The third article by Michaël Green concerns ‘Private and Public Decisions of the Walloon Consistories in the United Provinces of the Netherlands’. Drawing on the growing field of privacy studies, Green argues that this can help illuminate the lives of the Walloons, the French Reformed Christians, in the Netherlands. His focus is on the Livre Synodal, an important record of the Walloon Synod. Defining privacy in terms of the regulation of access to a person, he points to its complex blending of spatial and conceptual categories in early modernity – where a safe or private space for one person can become hostile territory for another, leading to the violation of their privacy. Green’s focus is on two different case-studies. The first concerns the refusal by a city consistory to pay a Walloon minister and the second concerns the sexual harrassment of a servant by a ministerial candidate. In the first case we find a marked tension between individual and communual privacy, amplified by the Dutch state’s supervision of both the Walloon and Dutch Reformed Church. In the second case the acknowledged violation of the servant’s privacy becomes subordinate to the wider desire for communal privacy and the avoidance of scandal. Green concludes that the dynamic relation between individual and communal privacy can become one important means of disentangling the relation of the political and religious in the Reformation and early modernity.

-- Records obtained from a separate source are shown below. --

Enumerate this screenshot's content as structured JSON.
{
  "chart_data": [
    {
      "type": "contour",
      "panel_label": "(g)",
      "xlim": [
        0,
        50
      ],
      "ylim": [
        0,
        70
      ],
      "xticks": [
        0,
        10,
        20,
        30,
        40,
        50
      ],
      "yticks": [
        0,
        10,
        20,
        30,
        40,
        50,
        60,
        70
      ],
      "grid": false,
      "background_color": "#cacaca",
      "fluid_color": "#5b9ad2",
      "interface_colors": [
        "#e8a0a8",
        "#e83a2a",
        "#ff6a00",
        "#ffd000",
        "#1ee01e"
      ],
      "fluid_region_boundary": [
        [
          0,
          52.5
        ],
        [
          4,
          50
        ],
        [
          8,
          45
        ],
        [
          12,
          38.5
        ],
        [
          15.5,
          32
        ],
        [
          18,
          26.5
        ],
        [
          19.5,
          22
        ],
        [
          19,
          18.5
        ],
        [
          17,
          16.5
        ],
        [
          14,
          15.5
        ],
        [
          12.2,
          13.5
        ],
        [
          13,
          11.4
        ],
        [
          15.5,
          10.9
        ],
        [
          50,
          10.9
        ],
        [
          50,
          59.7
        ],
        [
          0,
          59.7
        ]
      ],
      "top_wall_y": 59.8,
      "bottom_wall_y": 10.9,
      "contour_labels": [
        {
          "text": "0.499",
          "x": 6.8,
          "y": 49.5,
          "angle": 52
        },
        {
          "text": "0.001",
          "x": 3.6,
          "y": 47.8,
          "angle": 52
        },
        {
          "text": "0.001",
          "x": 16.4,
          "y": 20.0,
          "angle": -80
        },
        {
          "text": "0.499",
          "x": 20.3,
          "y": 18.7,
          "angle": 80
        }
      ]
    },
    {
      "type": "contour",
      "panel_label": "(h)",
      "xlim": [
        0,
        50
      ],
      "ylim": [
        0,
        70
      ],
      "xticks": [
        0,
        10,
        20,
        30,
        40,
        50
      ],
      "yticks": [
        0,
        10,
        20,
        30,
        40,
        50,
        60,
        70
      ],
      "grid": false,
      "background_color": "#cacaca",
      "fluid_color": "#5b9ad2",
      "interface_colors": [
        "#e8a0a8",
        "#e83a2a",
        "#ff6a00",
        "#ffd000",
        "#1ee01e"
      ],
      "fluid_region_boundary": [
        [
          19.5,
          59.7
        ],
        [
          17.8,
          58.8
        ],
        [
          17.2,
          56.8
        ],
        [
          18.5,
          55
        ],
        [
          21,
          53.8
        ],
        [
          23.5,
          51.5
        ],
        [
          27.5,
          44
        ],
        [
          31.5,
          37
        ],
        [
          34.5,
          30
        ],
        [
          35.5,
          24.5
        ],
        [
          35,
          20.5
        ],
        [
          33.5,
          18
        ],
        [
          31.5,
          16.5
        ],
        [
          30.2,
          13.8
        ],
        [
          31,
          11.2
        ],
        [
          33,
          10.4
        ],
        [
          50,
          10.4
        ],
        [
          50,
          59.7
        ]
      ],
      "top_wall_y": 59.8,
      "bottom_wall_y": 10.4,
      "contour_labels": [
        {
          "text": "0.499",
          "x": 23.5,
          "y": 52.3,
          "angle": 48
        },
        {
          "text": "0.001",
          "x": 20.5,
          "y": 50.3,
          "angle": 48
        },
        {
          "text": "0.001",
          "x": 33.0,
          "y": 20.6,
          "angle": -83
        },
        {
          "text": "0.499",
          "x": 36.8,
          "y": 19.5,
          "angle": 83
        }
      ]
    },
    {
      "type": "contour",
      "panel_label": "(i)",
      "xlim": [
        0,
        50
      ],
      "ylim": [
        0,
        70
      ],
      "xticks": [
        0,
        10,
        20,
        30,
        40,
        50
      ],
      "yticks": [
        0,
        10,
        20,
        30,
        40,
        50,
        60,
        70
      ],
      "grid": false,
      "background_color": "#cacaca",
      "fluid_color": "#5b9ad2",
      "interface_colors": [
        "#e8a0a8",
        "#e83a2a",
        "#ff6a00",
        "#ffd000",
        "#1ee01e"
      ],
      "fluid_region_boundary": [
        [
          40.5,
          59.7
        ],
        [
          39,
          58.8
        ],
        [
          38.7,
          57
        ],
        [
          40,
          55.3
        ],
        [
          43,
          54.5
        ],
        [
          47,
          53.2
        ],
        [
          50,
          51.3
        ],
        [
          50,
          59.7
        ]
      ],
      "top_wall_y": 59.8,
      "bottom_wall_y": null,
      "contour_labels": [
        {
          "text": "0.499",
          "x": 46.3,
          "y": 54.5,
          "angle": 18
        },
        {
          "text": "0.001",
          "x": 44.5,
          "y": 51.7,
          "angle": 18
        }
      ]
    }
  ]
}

The final article by Ulrich Lehner is entitled ‘The Semantics of Religious Borders in Early Modern Confessions’ and offers an in-depth discussion of the metaphors of ‘border’ and ‘layer’ and their use in interpreting early modern accounts of confessional identity and dynamics. In particular, Lehner proposes that historians would benefit from using two important philosophical resources: the ontology of Nikolai Hartmann and the related anthropology of Helmuth Plessner. Synthesising both their accounts he argues that we must consider early moderns as layered individuals, in which one ‘determination layer’ can influence another, and the emergence of new strata serves to highlight important intellectual and religious borders. Illustrating the value of this approach, Lehner seeks to apply it to case-studies of the multi-confessional city and the much discussed example of the conversion and reconversion of Martha Zitter, a late seventeenth-century Ursuline nun. In the first case, he points out that the neglect of religious and theological layers of civic identity has tended to distort our understanding of religious confessions and their complex interaction. In the second case, he argues that a widespread failure to properly contextualise or even acknowledge Zitter’s reconversion to Catholicism has served to obscure both her own agency and her layered sense of identity.

Following consultation with the Board of the Society for Reformation Studies the reluctant decision has been taken to discontinue book reviews in the Journal. These have been successful over many years but with the limited number we can publish it has become increasingly clear that we cannot hope to provide a comprehensive review of the field, especially given the existence of Journals largely dedicated to reviews. However, while we will no longer have individual book reviews, we will hope to introduce a new category of review articles. I would therefore encourage anyone interested in writing a review article on a contained and coherent set of recently-released books to contact me as Editor to discuss further possibilities. I would also like to extend my thanks to those editors and contributors who have been involved in the review section of the Journal throughout its existence and who have helped to enrich its content.